When and why do people have counselling?

  • There may be times when you really feel the need to be heard. Bottling up feelings is very draining and counselling allows you to explore your feelings and express them in a safe way. You don’t have to worry about the person you are talking to or how what you are saying might affect them. The counsellor is trained to handle these issues.
  • People deal with stress in different ways. Some times stress responses can make people think they are‘going mad’. Counselling can help normalise these feelings and reassure you that you are experiencing normal responses to extraordinary events.
  • Counselling is a positive experience for many people.It may bring up upsetting things at times which means you can deal with these issues safely in your own time. 
  • Counselling is confidential. The specific counsellor you see will explain the boundaries of this confidentiality and exactly who will have access to the information discussed (eg team members,supervisor). If you have questions about others accessing information please discuss options with your counsellor.
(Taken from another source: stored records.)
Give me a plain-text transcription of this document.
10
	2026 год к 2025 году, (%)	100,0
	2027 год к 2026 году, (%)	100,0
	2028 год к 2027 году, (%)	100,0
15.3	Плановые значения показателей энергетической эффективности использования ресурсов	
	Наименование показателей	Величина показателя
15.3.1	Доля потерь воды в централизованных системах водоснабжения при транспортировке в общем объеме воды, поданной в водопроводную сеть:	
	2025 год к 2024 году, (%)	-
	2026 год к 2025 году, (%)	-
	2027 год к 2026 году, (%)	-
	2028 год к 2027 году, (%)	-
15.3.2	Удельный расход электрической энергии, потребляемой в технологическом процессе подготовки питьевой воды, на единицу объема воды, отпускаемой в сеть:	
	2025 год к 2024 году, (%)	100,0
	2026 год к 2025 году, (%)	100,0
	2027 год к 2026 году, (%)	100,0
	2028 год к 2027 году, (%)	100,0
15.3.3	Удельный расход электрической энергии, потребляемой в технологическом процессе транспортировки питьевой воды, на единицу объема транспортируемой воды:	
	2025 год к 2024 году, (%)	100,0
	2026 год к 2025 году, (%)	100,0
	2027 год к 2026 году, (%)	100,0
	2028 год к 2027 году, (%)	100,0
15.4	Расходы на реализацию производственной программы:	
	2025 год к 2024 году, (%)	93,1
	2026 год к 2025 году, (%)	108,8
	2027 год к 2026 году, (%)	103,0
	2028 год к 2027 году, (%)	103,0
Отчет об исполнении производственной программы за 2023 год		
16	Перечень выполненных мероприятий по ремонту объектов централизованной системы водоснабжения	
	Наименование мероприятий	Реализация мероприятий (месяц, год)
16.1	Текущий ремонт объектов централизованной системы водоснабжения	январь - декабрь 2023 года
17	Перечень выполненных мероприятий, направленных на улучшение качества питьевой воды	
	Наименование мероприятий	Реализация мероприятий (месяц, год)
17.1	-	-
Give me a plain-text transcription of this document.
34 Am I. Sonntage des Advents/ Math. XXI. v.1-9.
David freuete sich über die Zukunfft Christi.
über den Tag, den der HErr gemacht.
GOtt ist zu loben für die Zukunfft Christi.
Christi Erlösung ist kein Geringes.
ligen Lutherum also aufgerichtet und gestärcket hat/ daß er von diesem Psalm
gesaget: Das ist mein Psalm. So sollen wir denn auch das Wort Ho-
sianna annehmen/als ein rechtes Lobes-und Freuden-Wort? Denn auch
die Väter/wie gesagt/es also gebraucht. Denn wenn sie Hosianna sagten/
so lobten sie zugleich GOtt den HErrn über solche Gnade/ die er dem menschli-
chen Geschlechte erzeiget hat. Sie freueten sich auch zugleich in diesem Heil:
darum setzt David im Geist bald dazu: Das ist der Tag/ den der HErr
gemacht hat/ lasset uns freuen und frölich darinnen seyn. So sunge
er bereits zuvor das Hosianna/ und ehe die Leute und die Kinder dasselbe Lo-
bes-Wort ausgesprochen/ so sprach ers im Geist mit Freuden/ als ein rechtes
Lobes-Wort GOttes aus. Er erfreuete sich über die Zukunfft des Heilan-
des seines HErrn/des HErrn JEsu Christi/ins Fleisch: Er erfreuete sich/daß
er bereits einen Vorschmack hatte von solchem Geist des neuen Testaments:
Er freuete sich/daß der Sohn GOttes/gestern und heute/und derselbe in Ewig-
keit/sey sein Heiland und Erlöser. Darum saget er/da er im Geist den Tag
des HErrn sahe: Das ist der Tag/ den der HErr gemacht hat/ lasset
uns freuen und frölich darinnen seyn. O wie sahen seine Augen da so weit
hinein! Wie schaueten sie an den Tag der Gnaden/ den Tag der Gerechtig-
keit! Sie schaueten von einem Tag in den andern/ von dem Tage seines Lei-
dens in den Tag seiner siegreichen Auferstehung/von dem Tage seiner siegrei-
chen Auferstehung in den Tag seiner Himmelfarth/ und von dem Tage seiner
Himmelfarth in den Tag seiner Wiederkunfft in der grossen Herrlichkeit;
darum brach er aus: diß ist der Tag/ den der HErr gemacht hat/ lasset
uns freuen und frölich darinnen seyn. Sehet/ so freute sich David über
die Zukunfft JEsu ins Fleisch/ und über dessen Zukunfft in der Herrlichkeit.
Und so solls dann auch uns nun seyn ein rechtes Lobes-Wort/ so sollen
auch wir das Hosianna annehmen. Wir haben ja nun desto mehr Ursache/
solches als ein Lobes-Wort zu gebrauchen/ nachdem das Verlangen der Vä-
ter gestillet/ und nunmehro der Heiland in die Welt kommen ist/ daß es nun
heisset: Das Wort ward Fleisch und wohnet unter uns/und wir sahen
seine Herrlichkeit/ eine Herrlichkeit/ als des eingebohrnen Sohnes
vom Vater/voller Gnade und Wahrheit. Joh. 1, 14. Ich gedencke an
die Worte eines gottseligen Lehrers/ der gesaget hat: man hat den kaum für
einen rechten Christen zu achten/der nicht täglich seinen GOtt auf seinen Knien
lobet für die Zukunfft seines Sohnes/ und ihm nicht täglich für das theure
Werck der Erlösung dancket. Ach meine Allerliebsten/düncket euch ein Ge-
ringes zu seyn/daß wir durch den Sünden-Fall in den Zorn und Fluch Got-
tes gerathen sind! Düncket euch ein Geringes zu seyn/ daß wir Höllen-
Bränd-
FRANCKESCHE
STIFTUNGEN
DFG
Choosing the right counsellor for you.

  • It’s OK to take time to establish feeling comfortable and safe with your counsellor and discuss only what you want, when you are ready. One way to do this and use the counselling time effectively may be to explore concerns about your current functioning.(For example, sleep patterns, stress reduction, etc.)
  • Asking potential counsellors questions on the phone about how they work, may help to see if they sound like the right person for you. It’s alright to call a few providers before making an appointment.
  • Feeling accepted and not judged by your counselloris important.
  • Victim Support ACT offers a choice of trained counsellors, psychologists and social workers who can provide you with counselling. These providers of counselling all work from different approaches and frameworks, some fit better for some people than others, everyone is different.
  • If you start counselling and you are not getting what you want out of it or feel that the counsellor is not the right one for you, talk to your Victim Support case manager and let them know so you can try a different counsellor.

Practicalities of counselling

  • Length of session time can vary, but is approximately 50 to 90 minutes.
  • Frequency is negotiated with your counsellor. At first it may be weekly then less frequent over time.
  • After a counselling session you may be tired from processing thoughts and feelings. It can be useful to have some free time after a session, (for example,have a cup of tea, etc) before returning to work or picking up kids etc.

Getting what you want out of your counselling 

  • Generally counselling will work better if you seek it out yourself. You may not get the best out of it if you don’t really want to be there. It’s up to you whether or not you have counselling.
  • It is okay to know what you want to get out of counselling, or not know. Counselling is not about what others expectations may be, but about being able to explore the things that may be worrying you.
  • When feeling overwhelmed especially if there area lot of things going on, writing down the things that are worrying you or possible reasons for going to counselling can be useful to take with you to counselling.
  • Self-care (decisions or actions you can take to improve your health and well being), can be useful to identify or build upon in counselling. For example;exercise, good nutrition, rest and relaxation, how to manage anxiety or depression.
  • Let your counsellor know if you want a break from counselling or you have had enough at a certain point. If you have hours remaining it’s okay, and can be useful, to go back in the future if further things come up for you later on. 
  • It might be that therapies other than counselling,(such as massage therapy, acupuncture and naturopathy) would be more useful for you at the moment. As people experience stress in different ways including physical ways, these alternate therapies may be helpful and if they match your current needs, advise your case manager so Victim Support ACT can best meet your needs.